Une famille kazakhe et ses 4 enfants entre 5 et 11 ans ont été interpellés hier en Vendée dans l’hôtel où ils étaient assignés à résidence par le préfet. Les gendarmes leur ont annoncé qu’ils les amenaient dans un autre hôtel à Paris, mais c’est au centre de rétention administrative (CRA) du Mesnil-Amelot qu’ils ont été escortés. Tôt ce matin, une première tentative d’expulsion vers la Pologne a échouée.

Le gouvernement met en œuvre une stratégie de contournement de la justice, il tente ainsi d’enfermer et d’expulser les familles en toute discrétion. Une interpellation au petit matin suivie d’une expulsion programmée rapidement pour ne pas laisser l’opportunité aux juges de se prononcer sur la légalité du contrôle de police ou sur la légalité de la mesure d’éloignement.

En effet, les tribunaux français et européens sanctionnent fréquemment l’enfermement des enfants mineurs en centre de rétention. La Cour européenne des droits de l’homme a déjà condamné une fois la France dans son arrêt Popov le 19 janvier 2012 et les préfectures sont censées tout mettre en œuvre pour éviter l’enfermement des enfants.

Une autre famille tchétchène avec son bébé de 15 mois vient de passer 8 jours au CRA de Toulouse. La CEDH a pourtant demandé lundi 20 octobre à la France de suspendre son expulsion en Russie. Elle a rappelé les principes de la condamnation de 2012. Il a fallu attendre plus de 48 heures pour que le cabinet du ministre de l’intérieur prenne la décision d’assigner à résidence la famille dans un hôtel. Mais ce matin le bébé est encore derrière les barreaux à Toulouse.
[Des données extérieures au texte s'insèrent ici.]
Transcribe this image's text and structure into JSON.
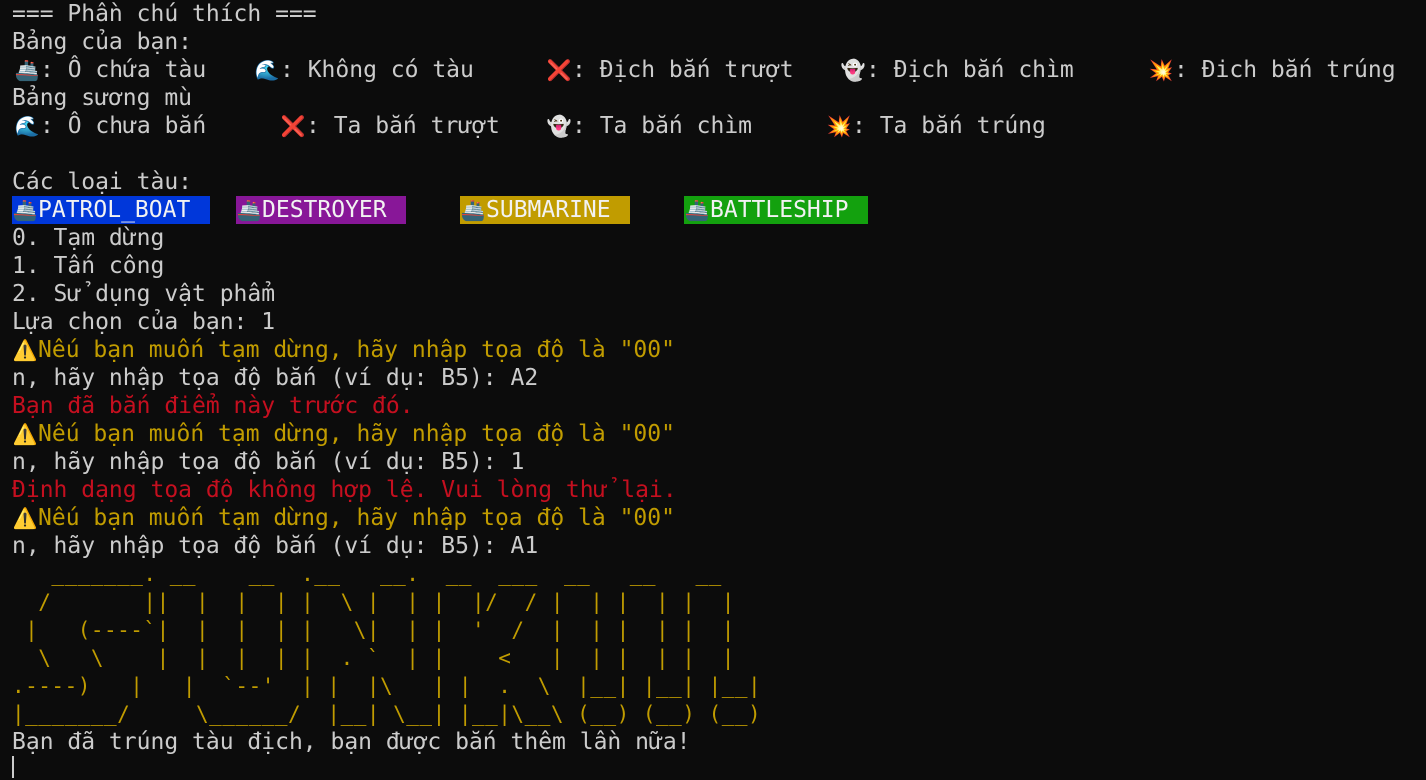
{
  "legend": {
    "header": "=== Phần chú thích ===",
    "own_board_title": "Bảng của bạn:",
    "own_board_items": [
      {
        "icon": "ship-icon",
        "glyph": "🚢",
        "text": ": Ô chứa tàu"
      },
      {
        "icon": "wave-icon",
        "glyph": "🌊",
        "text": ": Không có tàu"
      },
      {
        "icon": "cross-icon",
        "glyph": "❌",
        "text": ": Địch bắn trượt"
      },
      {
        "icon": "ghost-icon",
        "glyph": "👻",
        "text": ": Địch bắn chìm"
      },
      {
        "icon": "explosion-icon",
        "glyph": "💥",
        "text": ": Đich bắn trúng"
      }
    ],
    "fog_board_title": "Bảng sương mù",
    "fog_board_items": [
      {
        "icon": "wave-icon",
        "glyph": "🌊",
        "text": ": Ô chưa bắn"
      },
      {
        "icon": "cross-icon",
        "glyph": "❌",
        "text": ": Ta bắn trượt"
      },
      {
        "icon": "ghost-icon",
        "glyph": "👻",
        "text": ": Ta bắn chìm"
      },
      {
        "icon": "explosion-icon",
        "glyph": "💥",
        "text": ": Ta bắn trúng"
      }
    ]
  },
  "ships": {
    "title": "Các loại tàu:",
    "items": [
      {
        "glyph": "🚢",
        "name": "PATROL_BOAT",
        "color": "#0037da"
      },
      {
        "glyph": "🚢",
        "name": "DESTROYER",
        "color": "#881798"
      },
      {
        "glyph": "🚢",
        "name": "SUBMARINE",
        "color": "#c19c00"
      },
      {
        "glyph": "🚢",
        "name": "BATTLESHIP",
        "color": "#13a10e"
      }
    ]
  },
  "menu": {
    "options": [
      "0. Tạm dừng",
      "1. Tấn công",
      "2. Sử dụng vật phẩm"
    ],
    "prompt": "Lựa chọn của bạn: 1"
  },
  "log": [
    {
      "type": "warn",
      "glyph": "⚠️",
      "text": "Nếu bạn muốn tạm dừng, hãy nhập tọa độ là \"00\""
    },
    {
      "type": "normal",
      "text": "n, hãy nhập tọa độ bắn (ví dụ: B5): A2"
    },
    {
      "type": "err",
      "text": "Bạn đã bắn điểm này trước đó."
    },
    {
      "type": "warn",
      "glyph": "⚠️",
      "text": "Nếu bạn muốn tạm dừng, hãy nhập tọa độ là \"00\""
    },
    {
      "type": "normal",
      "text": "n, hãy nhập tọa độ bắn (ví dụ: B5): 1"
    },
    {
      "type": "err",
      "text": "Định dạng tọa độ không hợp lệ. Vui lòng thử lại."
    },
    {
      "type": "warn",
      "glyph": "⚠️",
      "text": "Nếu bạn muốn tạm dừng, hãy nhập tọa độ là \"00\""
    },
    {
      "type": "normal",
      "text": "n, hãy nhập tọa độ bắn (ví dụ: B5): A1"
    }
  ],
  "ascii_art": [
    "   _______. __    __  .__   __.  __  ___  __   __   __ ",
    "  /       ||  |  |  | |  \\ |  | |  |/  / |  | |  | |  |",
    " |   (----`|  |  |  | |   \\|  | |  '  /  |  | |  | |  |",
    "  \\   \\    |  |  |  | |  . `  | |    <   |  | |  | |  |",
    ".----)   |   |  `--'  | |  |\\   | |  .  \\  |__| |__| |__|",
    "|_______/     \\______/  |__| \\__| |__|\\__\\ (__) (__) (__)"
  ],
  "result": "Bạn đã trúng tàu địch, bạn được bắn thêm lần nữa!",
  "colors": {
    "background": "#0c0c0c",
    "text": "#cccccc",
    "warning": "#c19c00",
    "error": "#c50f1f"
  }
}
Malgré les promesses de campagne du candidat François Hollande, la loi n’a pas été amendée. Une circulaire a simplement été signée le 6 juillet 2012 pour encadrer l’enfermement des familles en rétention. Dans les faits, l’enfermement des enfants reste une réalité. D’après les informations de La Cimade, il s’agit aujourd’hui de la 17ème famille enfermée en métropole depuis janvier 2014.

À Mayotte, aucune limite n’a été apportée à cette pratique traumatisante qui concerne des milliers d’enfants chaque année. La Cimade intervient aujourd’hui devant le Conseil d’État dans une affaire grave où une enfant de 6 ans a été enfermée illégalement, séparé de ses parents, parmi les adultes. Elle a subi des violences physiques durant cette privation de liberté.

La Cimade demande la libération immédiate des deux familles enfermées en centre de rétention. La loi doit changer pour mettre un terme à l’enfermement et l’expulsion des enfants partout en France.